This was one years before then, it used to be normal to be cross language. Ie, VMS was implemented in a variety of languages, Unix provided a common calling standard between languages, etc.
I remember things being very easy on Unix until the advent of C++. As long as you were careful, I recall no problems interfacing between C and FORTRAN and Pascal and such. (You had to be careful because, for example, FORTRAN didn't understand the concept of pointers and dereferencing, so C code that didn't respect that could confuse the bejezis out of FORTRAN's optimizers.)
My old startup company (mid to late 1990s) sold a product with a C API. We integrated it with Perl, Python, Java, TCL, and PHP.
TCL was glorious at this. Once h2xs came into being, Perl wasn't bad (at least back in the days when nobody expected to do OO Perl yet). Python (1.5) wasn't bad at all. Even PHP was doable with a little work (it got easier later).
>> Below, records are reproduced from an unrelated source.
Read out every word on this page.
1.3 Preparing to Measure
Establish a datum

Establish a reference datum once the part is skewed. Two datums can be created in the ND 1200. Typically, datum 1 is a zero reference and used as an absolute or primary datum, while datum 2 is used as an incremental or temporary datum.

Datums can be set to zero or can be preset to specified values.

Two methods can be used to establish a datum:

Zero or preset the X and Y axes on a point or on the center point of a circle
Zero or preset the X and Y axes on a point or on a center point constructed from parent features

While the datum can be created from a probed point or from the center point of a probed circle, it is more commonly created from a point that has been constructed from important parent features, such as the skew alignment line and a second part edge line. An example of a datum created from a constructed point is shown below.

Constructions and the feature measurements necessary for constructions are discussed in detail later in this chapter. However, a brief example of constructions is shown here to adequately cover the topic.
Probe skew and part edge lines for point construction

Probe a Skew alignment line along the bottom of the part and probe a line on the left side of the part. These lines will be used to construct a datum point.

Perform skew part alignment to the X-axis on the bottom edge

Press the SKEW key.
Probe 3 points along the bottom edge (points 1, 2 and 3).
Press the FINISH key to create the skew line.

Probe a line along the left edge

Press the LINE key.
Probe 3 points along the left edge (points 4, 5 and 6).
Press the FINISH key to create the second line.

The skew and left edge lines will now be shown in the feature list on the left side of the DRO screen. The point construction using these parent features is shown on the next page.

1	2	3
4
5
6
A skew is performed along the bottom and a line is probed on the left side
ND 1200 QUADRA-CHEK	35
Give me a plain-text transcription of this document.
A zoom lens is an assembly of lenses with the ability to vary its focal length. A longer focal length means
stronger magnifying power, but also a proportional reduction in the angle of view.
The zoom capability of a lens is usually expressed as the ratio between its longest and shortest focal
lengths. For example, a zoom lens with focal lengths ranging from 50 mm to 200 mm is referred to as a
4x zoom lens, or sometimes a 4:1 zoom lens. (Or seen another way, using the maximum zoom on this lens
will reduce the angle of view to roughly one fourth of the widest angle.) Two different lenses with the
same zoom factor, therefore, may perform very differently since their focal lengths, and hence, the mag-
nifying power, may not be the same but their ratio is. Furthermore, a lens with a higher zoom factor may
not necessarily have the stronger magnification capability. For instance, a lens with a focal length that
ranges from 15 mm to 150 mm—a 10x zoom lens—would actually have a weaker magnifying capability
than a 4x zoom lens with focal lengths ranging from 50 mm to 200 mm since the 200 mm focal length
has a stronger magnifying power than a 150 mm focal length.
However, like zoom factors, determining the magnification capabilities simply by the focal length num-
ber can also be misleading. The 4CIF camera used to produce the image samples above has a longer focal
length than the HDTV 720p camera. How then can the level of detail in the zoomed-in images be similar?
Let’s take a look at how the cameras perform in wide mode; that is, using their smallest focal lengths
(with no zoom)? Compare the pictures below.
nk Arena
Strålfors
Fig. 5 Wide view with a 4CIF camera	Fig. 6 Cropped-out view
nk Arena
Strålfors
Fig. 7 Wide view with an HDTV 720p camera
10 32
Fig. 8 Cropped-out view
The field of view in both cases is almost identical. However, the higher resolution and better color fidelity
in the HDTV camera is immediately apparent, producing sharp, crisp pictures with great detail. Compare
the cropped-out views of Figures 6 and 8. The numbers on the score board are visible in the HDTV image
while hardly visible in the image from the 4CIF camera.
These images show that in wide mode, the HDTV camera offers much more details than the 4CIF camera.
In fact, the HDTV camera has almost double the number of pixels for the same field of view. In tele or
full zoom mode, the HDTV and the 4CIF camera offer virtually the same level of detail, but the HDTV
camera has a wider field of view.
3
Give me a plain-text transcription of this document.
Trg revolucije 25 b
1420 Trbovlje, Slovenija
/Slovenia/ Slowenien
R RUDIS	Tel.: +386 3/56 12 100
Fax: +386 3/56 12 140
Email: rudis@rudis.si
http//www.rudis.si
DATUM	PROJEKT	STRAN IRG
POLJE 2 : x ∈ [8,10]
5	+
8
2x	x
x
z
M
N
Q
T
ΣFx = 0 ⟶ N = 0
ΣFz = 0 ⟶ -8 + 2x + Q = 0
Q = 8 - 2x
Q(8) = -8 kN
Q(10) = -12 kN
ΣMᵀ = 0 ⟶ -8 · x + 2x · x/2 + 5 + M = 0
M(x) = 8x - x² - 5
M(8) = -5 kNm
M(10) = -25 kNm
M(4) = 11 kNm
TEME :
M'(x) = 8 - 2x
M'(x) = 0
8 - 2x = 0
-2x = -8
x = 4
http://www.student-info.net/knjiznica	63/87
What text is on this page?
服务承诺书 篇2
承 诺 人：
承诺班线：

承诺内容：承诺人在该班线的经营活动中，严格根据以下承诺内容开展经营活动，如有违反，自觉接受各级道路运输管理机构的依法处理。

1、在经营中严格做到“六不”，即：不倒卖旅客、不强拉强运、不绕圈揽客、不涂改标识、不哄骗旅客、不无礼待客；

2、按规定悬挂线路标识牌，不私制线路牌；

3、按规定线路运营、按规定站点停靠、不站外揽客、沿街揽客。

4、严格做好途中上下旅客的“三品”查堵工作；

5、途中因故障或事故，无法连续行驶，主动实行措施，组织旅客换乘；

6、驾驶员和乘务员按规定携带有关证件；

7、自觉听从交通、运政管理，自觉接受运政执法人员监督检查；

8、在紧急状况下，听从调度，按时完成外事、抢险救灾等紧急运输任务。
But C++ stormed ahead with overloading, and without a care for ABI compatibility -- you couldn't even assume the products of two different C++ compilers, or even two different versions of the same compiler, could be linked with each other, and it's all gone downhill from there.
I was going to give my opinion on the best approach for dealing with this, but there isn't one. The problem is, the best approach for maintainability is bad for performance (and vice versa). But my preference when one can get away with it is basically to do "RPC" over an I/O channel instead of attempting direct linking.